A networking website, Free Faith will:
· log “anti-faith” incidents (from the banning of religious symbols to threats to close faith schools);
· provide a digest of news and commentary on religious-freedom issues
· highlight items from international faith-related websites;
· carry specially commissioned commentaries and analysis from leading writers and religious leaders;
· campaign on behalf of the victims of anti-religious discrimination by lobbying decision-makers and opinion-leaders
Free Faith welcomes comment, which will be moderated to deter trolls and the like.
(For Americans who may not know what is meant by “faith schools”, the UK has what are called “free schools”. These are similar to charter schools in the US; they’re privately organized, but publicly funded. In the UK, there are “faith schools” among the free schools — that’s right, religious schools, which actively discriminate based on religion in not just hiring but in what students they will accept, and which indoctrinate children, on the public dime.)
So, “threats to close faith schools” means “actions intended to ensure that discriminatory cult brainwashing factories aren’t paid for with taxpayer funds”.
But for Odone, eliminating the “right” to take taxpayer funds and use them to indoctrinate children in a religion, and to shut out children of different religions, or with the wrong parents (as in the case of the girl with two mothers), from those publicly-funded schools, is persecution of religious people!
The screaming headline on the front page today? “The campaign to eradicate Christianity gains new impetus“!
NO! The government is trying to eradicate Christianity? That’s not right . . . Kinda rude, actually . . . How can this be?
The High Court has ruled that prayer should be banned from meetings of a local council. The decision paves the way for the phasing out of similar traditions in Britain’s public life: prayers before Parliament, hospital chaplains, and before we know it “God Save the Queen” (the G word being deemed too offensive). No sign of Christian faith will be tolerated in the brave new world run by the National Secular Society and their supporters.
Why the hatred of a rich tradition that for centuries has served this country well? Secularists argue that for too long the state, in drawing from the Christian legacy of justice, tolerance and charity, has raised Christianity to a special status. It didn’t matter that this was the majority religion; Christianity enjoyed a “special” relationship with the state (seen in the establishment of the Church of England), and “special” smacked of inequality.
It is in order to impose their particular notion of equality that the anti-Christian lobby is transforming Britain.

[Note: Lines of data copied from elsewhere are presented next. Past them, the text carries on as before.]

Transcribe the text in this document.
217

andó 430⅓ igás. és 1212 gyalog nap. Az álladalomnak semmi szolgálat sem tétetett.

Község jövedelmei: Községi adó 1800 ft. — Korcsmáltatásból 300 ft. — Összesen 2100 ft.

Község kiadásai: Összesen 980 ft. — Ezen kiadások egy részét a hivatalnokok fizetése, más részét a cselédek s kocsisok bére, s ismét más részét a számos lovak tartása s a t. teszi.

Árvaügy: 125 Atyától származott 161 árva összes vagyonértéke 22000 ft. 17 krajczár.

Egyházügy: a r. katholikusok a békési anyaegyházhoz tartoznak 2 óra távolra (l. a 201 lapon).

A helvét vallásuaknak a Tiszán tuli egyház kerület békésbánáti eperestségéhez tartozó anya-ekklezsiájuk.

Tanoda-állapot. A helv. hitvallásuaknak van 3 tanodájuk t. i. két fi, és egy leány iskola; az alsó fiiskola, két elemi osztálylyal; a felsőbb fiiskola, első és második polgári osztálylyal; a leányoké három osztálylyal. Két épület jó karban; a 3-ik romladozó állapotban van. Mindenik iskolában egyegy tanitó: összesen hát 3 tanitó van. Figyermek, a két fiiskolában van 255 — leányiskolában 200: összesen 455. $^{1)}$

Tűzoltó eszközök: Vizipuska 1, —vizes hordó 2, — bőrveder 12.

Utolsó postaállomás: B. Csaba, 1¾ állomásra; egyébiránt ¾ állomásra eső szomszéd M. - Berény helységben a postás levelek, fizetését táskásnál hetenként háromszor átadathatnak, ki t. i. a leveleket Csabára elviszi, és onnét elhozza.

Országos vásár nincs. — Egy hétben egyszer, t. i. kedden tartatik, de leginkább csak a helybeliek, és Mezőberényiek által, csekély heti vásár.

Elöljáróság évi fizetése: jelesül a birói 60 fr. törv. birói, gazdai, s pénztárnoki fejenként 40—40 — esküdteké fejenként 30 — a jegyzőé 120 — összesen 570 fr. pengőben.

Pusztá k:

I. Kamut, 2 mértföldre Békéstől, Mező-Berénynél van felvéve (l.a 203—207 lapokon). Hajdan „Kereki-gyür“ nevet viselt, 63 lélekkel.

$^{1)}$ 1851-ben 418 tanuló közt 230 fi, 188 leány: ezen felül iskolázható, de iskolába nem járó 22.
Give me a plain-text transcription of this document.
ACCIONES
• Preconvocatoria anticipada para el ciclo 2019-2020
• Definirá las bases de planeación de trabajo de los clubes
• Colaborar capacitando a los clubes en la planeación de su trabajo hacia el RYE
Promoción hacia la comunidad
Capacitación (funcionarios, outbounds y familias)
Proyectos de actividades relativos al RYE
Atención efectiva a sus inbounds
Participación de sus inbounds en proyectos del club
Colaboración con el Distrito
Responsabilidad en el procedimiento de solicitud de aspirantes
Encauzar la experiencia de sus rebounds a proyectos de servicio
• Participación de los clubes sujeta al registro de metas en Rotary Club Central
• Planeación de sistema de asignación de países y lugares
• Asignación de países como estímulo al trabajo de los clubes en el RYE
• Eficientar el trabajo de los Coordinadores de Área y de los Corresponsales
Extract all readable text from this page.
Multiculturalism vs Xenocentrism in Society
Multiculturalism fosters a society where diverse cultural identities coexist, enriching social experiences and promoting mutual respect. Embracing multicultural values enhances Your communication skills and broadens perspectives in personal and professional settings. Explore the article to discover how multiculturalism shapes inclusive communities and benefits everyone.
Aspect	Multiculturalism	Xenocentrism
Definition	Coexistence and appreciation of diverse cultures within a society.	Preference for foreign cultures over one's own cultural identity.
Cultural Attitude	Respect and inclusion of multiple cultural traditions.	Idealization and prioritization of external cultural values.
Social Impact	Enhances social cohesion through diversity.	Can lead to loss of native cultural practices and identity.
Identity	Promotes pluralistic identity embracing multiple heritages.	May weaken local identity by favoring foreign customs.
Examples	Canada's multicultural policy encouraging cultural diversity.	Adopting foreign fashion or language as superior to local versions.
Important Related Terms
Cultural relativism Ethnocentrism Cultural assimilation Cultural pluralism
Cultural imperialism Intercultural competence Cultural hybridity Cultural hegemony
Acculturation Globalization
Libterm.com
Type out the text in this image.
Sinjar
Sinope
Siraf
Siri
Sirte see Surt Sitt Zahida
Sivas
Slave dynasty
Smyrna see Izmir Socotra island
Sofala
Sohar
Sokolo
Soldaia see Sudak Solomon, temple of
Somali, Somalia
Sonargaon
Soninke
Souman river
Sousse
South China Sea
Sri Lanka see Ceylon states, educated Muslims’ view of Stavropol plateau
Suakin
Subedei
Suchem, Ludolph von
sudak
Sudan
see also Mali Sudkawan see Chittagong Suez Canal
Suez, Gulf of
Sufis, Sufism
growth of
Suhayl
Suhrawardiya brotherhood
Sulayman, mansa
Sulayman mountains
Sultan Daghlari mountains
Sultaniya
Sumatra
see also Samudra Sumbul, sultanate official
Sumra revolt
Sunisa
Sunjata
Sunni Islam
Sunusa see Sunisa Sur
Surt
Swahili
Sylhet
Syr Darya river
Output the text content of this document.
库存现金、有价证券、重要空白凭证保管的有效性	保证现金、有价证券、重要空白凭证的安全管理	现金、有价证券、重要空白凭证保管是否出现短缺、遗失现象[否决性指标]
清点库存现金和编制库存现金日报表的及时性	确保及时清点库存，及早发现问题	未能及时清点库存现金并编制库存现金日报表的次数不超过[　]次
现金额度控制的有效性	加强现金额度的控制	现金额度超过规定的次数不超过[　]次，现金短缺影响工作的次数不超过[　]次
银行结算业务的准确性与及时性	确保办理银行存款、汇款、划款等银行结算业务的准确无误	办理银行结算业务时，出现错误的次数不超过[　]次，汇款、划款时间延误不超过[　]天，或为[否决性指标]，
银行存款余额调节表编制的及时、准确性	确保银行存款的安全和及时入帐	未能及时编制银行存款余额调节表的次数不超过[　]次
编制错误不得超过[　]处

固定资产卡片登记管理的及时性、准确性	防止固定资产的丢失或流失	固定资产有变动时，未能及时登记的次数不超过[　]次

Oh, I see. The government is not actually trying to eradicate Christianity. No, the evil National Secular Society, and the growing secular majority in the UK (“secular” includes Christians who advocate church-state separation), don’t think it’s OK for government bodies to impose their particular religion’s prayers upon all the citizens they purport to represent, and this is an attack on Christianity.
Why, it’s almost like being beaten to death for refusing to worship Allah!
What now? The Anti-Religion Conspiracy has teamed up to hack her website:
Last Friday, a sophisticated hacker embedded a malicious code in my FTP access, and disabled FreeFaith.com. I’m not pointing any fingers, but a review of the Tweets my appearance on Question Time prompted, reveals that my faith earns me some vicious enemies. The programme did not raise any religious questions; nor was I introduced as a Christian or even as the ex-editor of the Catholic Herald; yet the tweets are all about my being a “theocrat” and a “Christian apologist”. As such, I must be condemned – and silenced. So much for tolerance. So much for an easy life.
Of course. One pissy hacker goes after her site, and it’s the Anti-Christian Army arrayed in all its Satanic glory, seeking to tear out her tongue and light her on fire.
Well, actually, the site works just fine. In IE, anyway. In Firefox, the “welcome” pop-up on the site triggers a malware warning. She might want to have a look at that.